RSA CONFERENCE 2023 – San Francisco – The difference between a cyber crisis and any other type of emergency response is the unknown and the speed of events.
In an earthquake, you know what knocked down all the buildings. In a fire response, firefighters get an address. But with cyberattacks, answers can be much more illusive.
Even so, decisions still must be made quickly — and decisively — in order to mitigate the damage.
"A delayed decision is a decision," John Carlin, partner at Paul Weiss, said here in a panel this week entitled "Surviving the Breach."
Carlin, who has coordinated response plans at the highest levels of government, along with Brad Maiorino, CISO at Raytheon Technologies; Chandra McMahon, CISO at CVS Health and former CISO for Verizon; and Siobhan Gorman, a partner focusing on crisis, cybersecurity, public affairs, and media relations for the Brunswick Group, shared how they navigated cyber incidents and emerged on the other side with their careers and reputations intact.
Planning and developing a useable, flexible incident response playbook is important, as is working through everything from setting up Bitcoin wallets for potential ransomware payments, building a relationship with a professional negotiator, and even sitting down with general counsel to outline potential responses, according to the panelists.

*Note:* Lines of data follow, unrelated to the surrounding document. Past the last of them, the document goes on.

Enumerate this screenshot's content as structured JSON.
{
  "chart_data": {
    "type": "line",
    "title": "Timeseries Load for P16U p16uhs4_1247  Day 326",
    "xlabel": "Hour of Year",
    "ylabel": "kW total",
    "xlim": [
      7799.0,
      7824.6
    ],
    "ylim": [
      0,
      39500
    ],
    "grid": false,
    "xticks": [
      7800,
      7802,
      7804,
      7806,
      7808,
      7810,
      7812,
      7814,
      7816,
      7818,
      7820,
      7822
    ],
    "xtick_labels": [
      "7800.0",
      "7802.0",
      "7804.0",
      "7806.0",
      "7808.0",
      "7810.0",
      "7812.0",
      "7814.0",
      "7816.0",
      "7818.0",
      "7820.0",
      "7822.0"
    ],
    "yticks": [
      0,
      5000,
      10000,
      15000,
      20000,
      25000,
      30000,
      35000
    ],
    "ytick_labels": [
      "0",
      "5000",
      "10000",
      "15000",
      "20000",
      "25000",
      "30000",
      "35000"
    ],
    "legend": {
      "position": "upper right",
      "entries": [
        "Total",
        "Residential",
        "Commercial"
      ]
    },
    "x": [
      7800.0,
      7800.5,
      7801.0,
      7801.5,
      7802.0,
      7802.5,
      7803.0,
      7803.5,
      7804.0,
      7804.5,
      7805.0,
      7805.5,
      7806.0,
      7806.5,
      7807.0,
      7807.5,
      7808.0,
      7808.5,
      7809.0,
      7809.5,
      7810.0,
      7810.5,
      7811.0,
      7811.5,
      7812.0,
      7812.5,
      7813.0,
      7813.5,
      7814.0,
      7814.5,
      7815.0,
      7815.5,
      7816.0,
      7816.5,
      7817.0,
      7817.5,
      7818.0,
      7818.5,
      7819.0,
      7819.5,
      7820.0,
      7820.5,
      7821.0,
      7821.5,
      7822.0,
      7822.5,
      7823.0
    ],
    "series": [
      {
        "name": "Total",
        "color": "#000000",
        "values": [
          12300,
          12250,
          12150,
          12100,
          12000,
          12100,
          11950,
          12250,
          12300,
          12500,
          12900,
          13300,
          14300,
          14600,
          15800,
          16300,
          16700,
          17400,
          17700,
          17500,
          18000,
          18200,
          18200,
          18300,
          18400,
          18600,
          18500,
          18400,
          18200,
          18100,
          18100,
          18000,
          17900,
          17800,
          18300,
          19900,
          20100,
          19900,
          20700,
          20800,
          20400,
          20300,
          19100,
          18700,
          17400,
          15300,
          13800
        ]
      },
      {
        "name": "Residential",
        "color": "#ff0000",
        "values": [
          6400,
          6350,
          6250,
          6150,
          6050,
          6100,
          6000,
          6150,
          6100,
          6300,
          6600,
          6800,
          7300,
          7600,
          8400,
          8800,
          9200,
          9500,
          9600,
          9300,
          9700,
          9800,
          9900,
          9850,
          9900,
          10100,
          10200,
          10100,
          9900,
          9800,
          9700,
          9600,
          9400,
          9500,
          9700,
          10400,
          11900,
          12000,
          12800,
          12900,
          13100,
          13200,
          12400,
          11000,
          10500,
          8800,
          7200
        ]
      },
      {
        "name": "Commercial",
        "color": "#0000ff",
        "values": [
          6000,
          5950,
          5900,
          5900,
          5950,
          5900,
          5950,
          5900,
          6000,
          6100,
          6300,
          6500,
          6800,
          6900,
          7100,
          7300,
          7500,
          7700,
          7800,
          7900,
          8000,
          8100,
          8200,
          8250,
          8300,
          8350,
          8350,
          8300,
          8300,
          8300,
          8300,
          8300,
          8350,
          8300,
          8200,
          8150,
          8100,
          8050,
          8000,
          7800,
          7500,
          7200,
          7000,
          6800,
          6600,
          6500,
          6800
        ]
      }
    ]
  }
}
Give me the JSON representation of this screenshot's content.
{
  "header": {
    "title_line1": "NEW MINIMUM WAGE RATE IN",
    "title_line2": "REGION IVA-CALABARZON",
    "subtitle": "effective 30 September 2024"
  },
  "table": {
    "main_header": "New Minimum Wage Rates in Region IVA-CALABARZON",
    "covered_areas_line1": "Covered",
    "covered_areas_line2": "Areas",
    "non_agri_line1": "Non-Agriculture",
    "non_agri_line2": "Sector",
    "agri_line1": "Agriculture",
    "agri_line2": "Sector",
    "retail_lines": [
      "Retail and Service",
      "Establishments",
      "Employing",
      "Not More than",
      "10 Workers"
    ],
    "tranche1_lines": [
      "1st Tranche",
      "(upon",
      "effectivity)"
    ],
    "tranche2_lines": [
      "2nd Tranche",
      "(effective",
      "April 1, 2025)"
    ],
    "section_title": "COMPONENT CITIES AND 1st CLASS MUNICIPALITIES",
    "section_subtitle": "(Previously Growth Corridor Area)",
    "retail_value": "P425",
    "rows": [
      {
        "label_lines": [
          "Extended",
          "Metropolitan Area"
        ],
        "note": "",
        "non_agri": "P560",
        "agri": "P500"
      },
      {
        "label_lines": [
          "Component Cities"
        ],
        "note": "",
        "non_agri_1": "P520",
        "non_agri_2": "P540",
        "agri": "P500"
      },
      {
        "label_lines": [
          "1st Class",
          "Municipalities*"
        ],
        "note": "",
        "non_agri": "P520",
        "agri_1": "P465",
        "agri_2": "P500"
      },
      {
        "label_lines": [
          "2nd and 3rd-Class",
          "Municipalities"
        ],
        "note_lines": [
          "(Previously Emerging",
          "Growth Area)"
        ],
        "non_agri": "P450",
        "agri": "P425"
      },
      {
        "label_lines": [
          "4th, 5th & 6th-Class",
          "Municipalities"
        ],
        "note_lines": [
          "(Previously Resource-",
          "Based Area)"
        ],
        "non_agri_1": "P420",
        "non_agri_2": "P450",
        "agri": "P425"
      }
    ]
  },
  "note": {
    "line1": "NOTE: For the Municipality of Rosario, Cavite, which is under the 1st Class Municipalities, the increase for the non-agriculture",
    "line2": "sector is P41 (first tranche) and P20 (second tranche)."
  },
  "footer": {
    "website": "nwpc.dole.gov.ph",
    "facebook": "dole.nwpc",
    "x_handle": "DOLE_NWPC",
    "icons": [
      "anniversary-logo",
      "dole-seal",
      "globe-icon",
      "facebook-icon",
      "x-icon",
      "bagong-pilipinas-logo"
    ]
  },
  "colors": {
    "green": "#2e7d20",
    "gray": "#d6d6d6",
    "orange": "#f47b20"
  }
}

Utterly mundane details can be easily overlooked, like having the appropriate stakeholders' (like the FBI) contact details written down or stored someplace outside the downed systems. So designate an incident commander, McMahon said, adding that the CEO isn't the right person to take on that role. The incident commander should be someone with cybersecurity knowledge.
Expect Wild Cards
McMahon said managing incoming data and challenges can make or break an incident response. She recommends planning for "wild cards" in the response.
"You don't know what form or flavor they will come in," McMahon said, but human behavior is one of the most predictable wild cards in any given response. It's natural for employees to participate in the response, even when they might not have any expertise in the area. That could include their speaking without authorization to the media, or even customers ahead of the orchestrated response.
"There is energy there and people just need somewhere to put all their energy," she said. "They want to be part of the response. It happens consistently."
To help identify legal ramifications of a breach, the panelists recommended keeping legal counsel close in an event.
External counsel can hold onto data and keep it under attorney-client privilege protections, as well as an SEC attorney who can provide guidance on disclosures so a company doesn't wind up disclosing too much or too little because of a misunderstanding of the rules.
"I treat the legal team as an extension of our team," Maiorino added.
Corporate Values Should Drive Response Decisions
When it comes to surviving a massive breach, corporate values can provide a guiding light for making the right moves, they explained.
Gorman used the example of the Under Armour MyFitnessPal compromise she and her team worked on a few years ago. Under Armour turned to its two top stated priorities to decide next steps after the breach, transparency and caring about athletes, she said. The company decided to proactively alert the affected 150 million users that they were potentially at risk as soon as possible so they could take steps to protect themselves, she said.
Gorman and her team headed up that disclosure in just four days, she said.
Maiorino said keeping the focus on customers is the best path forward. "This is my opinion," Maiorino said. "but CEOs who put customers first do better than those who didn't. Customers recognize that and come back."